Josephine (or Josie; or Jos; or Monzon; or Egay ---> *evil grin* Just kidding) and I had one of our rare "daldalan sessions" this afternoon (Chinese class, to be exact; we had our "kou shi" test, so we didn't do much afterward).
We were discussing a lot of stuff. Boys, girlfights, backstabbers, school, scandalous blogs (*ahem ahem*), multiple personalities (*ahem ahem* part II), the distinction between real and fake friends, etc. etc. etc. Basically, we had a really long, deep, serious (with a good amount of laughs here and there) conversation.
First of all, lemme tell you something about our friendship. It's not typical. Sometimes we have "tampo" phases, and other times we get along reaaalllyy well, which happens most of the time. We mostly have the same views about people, especially our classmates, and that's one thing I don't have in common with most other people. I also unleash the psychologist in me whenever I talk to this girl. We like to analyze people and tear them down to bits and pieces (not in a bad way, of course). I mean, we like to figure out why this person did this and why this person did that. It's like making another one of our Character Sketches in English class last year. Also, meron akong karamay sa aking mga "issue". Pagdating sa mga crush, sa kanya lang talaga ako nag-co-confide and vice versa. She told me that hindi rin daw niya alam kung bakit niya nasasabi sakin yung kanyang mga "secret" kuno. LOL. Ako rin naman ganun. I feel like we have this bond of trust na sa kanya ko lang talaga nahanap. I can really be myself whenever I'm around her kasi kapag I feel so mayabang and ma-pride na at times, she knows how to insult (wrong word choice, but it works) me. Edi yun. I go back to normal ulit. Para bang she's one of the few people who makes me stay grounded all the time. ;-)
Oo nga pala. We started being close friends last year. Nung kaharap ko siya sa Chinese. We naturally became each other's confidantes. We told each other eveything!

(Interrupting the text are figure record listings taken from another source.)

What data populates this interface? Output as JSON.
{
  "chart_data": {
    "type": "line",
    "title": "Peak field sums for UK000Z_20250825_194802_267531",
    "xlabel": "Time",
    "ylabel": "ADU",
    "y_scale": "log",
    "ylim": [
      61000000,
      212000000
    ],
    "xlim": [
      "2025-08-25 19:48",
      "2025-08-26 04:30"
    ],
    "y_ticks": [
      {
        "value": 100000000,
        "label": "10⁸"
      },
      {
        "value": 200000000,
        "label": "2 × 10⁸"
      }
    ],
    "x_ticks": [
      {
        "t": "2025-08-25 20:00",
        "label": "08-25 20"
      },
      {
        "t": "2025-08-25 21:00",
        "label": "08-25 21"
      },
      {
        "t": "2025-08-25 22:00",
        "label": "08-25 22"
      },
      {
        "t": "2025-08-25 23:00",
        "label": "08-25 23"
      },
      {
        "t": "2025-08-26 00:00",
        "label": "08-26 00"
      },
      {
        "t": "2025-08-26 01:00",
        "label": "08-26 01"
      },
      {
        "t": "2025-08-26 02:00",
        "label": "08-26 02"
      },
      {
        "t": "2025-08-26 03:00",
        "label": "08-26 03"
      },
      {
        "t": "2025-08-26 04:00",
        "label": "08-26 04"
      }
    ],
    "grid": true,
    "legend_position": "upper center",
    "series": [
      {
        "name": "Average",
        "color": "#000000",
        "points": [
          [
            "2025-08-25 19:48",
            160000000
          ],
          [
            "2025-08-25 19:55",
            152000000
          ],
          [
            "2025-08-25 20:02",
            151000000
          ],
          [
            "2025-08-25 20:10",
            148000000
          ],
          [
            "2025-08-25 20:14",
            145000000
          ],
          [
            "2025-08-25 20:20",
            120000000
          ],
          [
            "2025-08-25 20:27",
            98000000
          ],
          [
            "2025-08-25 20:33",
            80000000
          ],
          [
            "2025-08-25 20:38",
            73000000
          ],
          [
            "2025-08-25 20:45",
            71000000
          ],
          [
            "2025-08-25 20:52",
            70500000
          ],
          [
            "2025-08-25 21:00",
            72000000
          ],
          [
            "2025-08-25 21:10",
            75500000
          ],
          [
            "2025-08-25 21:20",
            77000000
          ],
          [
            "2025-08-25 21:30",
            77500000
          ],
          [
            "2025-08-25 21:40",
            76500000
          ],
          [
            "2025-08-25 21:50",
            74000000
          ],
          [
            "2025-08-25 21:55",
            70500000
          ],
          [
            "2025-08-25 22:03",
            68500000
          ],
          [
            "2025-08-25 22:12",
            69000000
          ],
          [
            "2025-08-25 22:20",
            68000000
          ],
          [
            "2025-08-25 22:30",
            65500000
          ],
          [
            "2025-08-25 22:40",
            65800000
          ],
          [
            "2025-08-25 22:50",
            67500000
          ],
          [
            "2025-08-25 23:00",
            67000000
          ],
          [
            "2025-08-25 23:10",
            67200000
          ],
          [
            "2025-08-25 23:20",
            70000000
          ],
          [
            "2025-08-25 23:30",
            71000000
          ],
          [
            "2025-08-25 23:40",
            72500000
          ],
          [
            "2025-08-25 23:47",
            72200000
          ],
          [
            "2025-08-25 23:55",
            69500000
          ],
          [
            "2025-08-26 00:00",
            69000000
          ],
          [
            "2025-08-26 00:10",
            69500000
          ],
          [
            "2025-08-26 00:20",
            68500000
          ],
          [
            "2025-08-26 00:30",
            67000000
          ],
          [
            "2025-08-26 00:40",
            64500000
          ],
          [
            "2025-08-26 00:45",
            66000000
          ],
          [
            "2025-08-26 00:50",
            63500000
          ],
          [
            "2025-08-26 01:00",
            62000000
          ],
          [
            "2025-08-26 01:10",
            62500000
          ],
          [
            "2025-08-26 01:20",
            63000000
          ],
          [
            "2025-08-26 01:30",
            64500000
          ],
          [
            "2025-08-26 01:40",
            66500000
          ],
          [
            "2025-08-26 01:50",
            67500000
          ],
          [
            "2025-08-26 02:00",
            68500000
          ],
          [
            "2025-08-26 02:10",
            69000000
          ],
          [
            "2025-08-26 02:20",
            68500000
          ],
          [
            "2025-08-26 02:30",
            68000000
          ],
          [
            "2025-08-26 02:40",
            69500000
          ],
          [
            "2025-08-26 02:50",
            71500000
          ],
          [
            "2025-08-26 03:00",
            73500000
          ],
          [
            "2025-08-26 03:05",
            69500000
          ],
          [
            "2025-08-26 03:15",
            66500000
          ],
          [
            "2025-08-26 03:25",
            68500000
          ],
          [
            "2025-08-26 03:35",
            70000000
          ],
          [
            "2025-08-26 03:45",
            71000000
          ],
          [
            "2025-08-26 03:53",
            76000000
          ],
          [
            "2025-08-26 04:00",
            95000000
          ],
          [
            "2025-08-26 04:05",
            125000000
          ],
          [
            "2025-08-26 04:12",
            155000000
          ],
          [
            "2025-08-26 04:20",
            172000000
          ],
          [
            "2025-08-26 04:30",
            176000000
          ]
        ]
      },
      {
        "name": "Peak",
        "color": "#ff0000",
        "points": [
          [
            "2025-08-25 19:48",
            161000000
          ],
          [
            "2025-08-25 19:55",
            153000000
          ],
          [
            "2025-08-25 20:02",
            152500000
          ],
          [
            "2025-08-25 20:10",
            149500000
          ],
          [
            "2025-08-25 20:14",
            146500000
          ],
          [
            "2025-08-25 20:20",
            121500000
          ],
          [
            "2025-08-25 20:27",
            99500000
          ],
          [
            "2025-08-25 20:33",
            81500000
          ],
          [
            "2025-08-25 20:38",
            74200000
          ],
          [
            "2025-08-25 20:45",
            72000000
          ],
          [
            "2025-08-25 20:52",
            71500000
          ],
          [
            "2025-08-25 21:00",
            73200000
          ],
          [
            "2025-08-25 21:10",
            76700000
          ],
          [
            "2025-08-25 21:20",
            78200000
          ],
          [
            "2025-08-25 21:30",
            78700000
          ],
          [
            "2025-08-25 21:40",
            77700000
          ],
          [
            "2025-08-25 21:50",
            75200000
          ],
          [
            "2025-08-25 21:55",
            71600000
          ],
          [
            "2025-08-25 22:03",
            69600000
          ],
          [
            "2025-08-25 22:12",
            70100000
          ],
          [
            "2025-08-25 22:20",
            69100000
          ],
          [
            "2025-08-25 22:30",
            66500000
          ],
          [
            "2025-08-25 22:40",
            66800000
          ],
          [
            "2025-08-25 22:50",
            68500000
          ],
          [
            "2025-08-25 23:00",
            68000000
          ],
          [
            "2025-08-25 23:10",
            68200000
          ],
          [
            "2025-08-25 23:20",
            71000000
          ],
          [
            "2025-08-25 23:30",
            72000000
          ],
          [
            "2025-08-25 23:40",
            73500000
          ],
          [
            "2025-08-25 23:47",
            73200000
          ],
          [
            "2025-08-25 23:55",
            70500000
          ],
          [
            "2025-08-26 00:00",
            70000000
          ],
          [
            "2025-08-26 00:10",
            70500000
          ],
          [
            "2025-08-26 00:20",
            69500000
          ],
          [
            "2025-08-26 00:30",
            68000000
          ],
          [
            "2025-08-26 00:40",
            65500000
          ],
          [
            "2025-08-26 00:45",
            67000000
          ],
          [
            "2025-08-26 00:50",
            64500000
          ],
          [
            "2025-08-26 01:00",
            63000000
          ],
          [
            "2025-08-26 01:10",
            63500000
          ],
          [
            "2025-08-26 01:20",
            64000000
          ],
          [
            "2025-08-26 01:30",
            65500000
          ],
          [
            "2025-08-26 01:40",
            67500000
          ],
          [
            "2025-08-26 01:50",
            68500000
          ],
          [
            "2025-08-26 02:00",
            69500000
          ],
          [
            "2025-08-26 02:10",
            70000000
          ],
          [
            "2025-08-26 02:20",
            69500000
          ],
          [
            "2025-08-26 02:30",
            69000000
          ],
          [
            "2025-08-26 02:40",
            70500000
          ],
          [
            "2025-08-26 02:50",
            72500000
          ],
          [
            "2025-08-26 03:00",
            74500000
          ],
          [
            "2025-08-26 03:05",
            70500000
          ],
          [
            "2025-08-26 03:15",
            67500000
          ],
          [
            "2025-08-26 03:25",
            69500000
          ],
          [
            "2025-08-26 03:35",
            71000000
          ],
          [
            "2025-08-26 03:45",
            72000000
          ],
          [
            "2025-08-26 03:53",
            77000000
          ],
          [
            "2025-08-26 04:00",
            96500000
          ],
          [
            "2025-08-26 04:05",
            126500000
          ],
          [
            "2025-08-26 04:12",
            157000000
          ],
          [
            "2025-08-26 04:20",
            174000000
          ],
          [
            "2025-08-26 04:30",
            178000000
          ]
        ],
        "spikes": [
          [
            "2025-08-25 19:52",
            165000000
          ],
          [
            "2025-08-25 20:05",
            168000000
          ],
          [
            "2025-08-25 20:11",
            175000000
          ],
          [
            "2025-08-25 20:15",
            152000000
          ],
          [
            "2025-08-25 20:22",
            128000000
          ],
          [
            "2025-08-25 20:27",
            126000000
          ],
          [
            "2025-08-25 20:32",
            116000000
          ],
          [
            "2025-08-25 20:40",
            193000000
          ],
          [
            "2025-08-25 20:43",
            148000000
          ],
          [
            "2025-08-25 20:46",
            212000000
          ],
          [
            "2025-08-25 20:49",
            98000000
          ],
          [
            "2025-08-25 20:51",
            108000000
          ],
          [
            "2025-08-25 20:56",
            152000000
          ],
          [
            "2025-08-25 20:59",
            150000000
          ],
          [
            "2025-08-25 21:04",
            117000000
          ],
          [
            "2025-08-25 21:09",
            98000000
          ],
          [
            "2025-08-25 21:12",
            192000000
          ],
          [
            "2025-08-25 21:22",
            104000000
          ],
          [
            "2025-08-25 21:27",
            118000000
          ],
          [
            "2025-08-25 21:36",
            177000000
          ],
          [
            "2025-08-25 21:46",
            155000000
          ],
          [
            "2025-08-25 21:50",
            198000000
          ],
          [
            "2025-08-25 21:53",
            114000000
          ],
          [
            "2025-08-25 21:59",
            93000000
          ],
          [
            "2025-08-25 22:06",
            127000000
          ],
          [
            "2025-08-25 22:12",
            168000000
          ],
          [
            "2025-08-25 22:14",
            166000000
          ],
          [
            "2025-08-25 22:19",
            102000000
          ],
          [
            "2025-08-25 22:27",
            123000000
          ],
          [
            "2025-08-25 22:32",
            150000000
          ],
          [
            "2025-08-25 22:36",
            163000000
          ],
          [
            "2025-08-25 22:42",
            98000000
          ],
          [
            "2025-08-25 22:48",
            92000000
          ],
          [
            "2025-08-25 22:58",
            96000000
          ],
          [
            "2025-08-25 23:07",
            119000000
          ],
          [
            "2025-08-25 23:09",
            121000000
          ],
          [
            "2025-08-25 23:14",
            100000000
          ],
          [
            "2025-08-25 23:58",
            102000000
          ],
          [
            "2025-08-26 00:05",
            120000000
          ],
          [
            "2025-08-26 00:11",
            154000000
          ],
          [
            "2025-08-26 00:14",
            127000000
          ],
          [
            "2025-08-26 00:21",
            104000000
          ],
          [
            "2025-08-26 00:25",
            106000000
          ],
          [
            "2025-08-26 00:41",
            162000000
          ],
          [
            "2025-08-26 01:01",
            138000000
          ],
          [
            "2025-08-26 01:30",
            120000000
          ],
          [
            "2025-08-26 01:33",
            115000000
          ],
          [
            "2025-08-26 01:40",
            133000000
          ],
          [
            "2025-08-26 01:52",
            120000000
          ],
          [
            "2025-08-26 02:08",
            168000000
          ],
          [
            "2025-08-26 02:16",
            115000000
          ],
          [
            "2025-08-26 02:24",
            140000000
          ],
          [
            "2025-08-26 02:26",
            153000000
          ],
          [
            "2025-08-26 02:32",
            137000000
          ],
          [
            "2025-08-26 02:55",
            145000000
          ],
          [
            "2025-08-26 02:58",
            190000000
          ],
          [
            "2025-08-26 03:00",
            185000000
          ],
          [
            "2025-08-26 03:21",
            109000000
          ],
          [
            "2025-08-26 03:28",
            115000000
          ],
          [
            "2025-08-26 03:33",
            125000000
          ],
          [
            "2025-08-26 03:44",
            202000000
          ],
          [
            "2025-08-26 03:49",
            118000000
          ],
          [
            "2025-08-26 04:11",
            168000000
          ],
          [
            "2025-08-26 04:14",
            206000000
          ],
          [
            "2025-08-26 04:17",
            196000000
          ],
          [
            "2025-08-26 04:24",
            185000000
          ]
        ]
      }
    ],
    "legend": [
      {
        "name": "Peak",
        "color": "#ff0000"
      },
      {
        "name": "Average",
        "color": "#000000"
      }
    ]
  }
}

We still do. This year, though, medyo 'di na kami nagkakausap kasi nga super busy kaming dalawa tsaka malayo na yung seating arrangement namin. Kanina lang talaga kami nag-catch up sa mga happenings ng sucky lives namin. Hahahahaha. Jokejokejoke. It was very nice talking to her again. I felt like I found my real personality once more. Why? Because when I'm with my other "pwends", I feel left out sometimes. Like I'm invisible or something. Anywaaaaay, don't mind about that.
Nasanay na 'ko feeling that way.
6 years of elementary + 2 years of kindergarten + 1 year of nursery + a lot of days in between high school = a lifetime's worth of invisibility.
Don't feel sorry for me, though. I like my life. I'm not suicidal, that's for sure.
On my way to HERE, I've discovered a lot of things about people. I've realized how to accept them as they are (super cliche, 'no?). I'm not saying na mahal ko na silang lahat. No waaay. I don't like most people (yes, I'm picky) pero I don't make war naman. Bahala na lang sila. If they don't mess with me, then it's all good.
So anyway, I'm rambling na. Hanggang dito muna. Baka ma-bore na kayo sa kakabasa. LOLsss.